Richard Howard
Richard Howard was born in Cleveland, Ohio, in 1929. He received his B.A.
from Columbia University in 1951 and studied at the Sorbonne as a Fellow of the
French Government.
He is the author of numerous volumes of poetry, including Trappings: New Poems (Turtle Point Press, 1999); Like
Most Revelations: New Poems (1994); Selected Poems (1991);
No Traveller (1989); Findings (1971); Untitled Subjects
(1969), for which he received the Pulitzer Prize; and Quantities (1962).
He has published more than 150 translations from the French, including works by
Gide, Giraudoux, Cocteau, Camus, De Beauvoir, De Gaulle, Breton, Robbe-Grillet,
Barthes, Cioran, Claude Simon, Stendhal, and Baudelaire's Les Fleurs du
mal, for which he received the 1983 American Book Award for translation. He
is also the author of Alone with America: Essays on the Art of Poetry in the
United States since 1950, which was first published in 1969 and expanded in
1980. In 1994 he edited the Library of America edition of the Travel
Writings of Henry James, and in 1995 The Best American Poetry.

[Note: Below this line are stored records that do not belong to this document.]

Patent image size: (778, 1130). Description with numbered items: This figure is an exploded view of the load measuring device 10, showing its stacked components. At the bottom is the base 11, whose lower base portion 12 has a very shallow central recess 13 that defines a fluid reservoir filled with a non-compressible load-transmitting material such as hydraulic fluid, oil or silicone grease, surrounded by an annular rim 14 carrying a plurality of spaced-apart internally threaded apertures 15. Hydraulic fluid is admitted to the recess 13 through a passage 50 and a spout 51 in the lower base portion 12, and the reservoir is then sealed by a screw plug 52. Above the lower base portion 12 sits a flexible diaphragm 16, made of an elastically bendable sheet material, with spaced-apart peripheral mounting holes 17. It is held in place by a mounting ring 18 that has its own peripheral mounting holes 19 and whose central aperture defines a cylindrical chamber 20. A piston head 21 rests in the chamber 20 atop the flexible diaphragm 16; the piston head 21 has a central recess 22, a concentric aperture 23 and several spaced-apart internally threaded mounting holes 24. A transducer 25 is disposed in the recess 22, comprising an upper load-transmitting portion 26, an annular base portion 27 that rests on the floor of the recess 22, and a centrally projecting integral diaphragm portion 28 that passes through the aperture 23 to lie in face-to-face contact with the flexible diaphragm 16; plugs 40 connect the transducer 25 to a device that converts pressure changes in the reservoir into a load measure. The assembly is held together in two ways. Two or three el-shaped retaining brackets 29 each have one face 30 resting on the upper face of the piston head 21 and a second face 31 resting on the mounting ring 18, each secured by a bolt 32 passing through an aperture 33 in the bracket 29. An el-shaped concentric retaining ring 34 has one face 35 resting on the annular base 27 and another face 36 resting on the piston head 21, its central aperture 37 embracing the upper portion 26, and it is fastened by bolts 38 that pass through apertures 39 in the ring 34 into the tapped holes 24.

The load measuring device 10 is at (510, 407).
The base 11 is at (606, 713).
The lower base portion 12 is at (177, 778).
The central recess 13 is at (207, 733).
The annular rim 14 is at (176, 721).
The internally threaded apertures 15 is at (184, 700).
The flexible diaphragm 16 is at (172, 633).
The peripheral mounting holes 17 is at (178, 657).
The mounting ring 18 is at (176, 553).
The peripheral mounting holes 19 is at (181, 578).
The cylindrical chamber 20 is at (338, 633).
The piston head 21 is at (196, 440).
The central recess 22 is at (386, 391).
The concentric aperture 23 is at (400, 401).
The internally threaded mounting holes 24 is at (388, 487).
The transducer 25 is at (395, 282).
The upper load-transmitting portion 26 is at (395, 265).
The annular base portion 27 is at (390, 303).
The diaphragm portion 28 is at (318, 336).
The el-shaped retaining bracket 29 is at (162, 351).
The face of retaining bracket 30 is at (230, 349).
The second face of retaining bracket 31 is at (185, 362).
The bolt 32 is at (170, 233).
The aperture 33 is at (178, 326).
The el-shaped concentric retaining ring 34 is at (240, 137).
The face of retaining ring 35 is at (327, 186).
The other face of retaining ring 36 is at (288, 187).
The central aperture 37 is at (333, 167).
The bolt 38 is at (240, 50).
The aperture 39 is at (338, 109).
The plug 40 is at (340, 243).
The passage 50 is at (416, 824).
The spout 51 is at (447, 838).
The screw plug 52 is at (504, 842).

His honors include the Levinson Prize, the Harriet Monroe Memorial Prize, the
National Institute of Arts and Letters Literary Award, the Ordre National du
Mérite from the French government, and the PEN Translation Medal, as
well as fellowships from the Academy of American Poets, the Guggenheim
Foundation, and the MacArthur Foundation. He was President of PEN American
Center (1979-80) and Poet Laureate of New York State (1994-96). Howard formerly
held teaching positions at the Whitney Humanities Center at Yale, where he was
the Luce Visiting Scholar in 1983, and at the University of Houston from 1987
to 1997. He served as the poetry editor of The Paris Review and
Western Humanities Review.
He is a former Chancellor of the Academy of American
Poets and lives in New York City where he teaches in the Writing Division of the School of the Arts, Columbia University.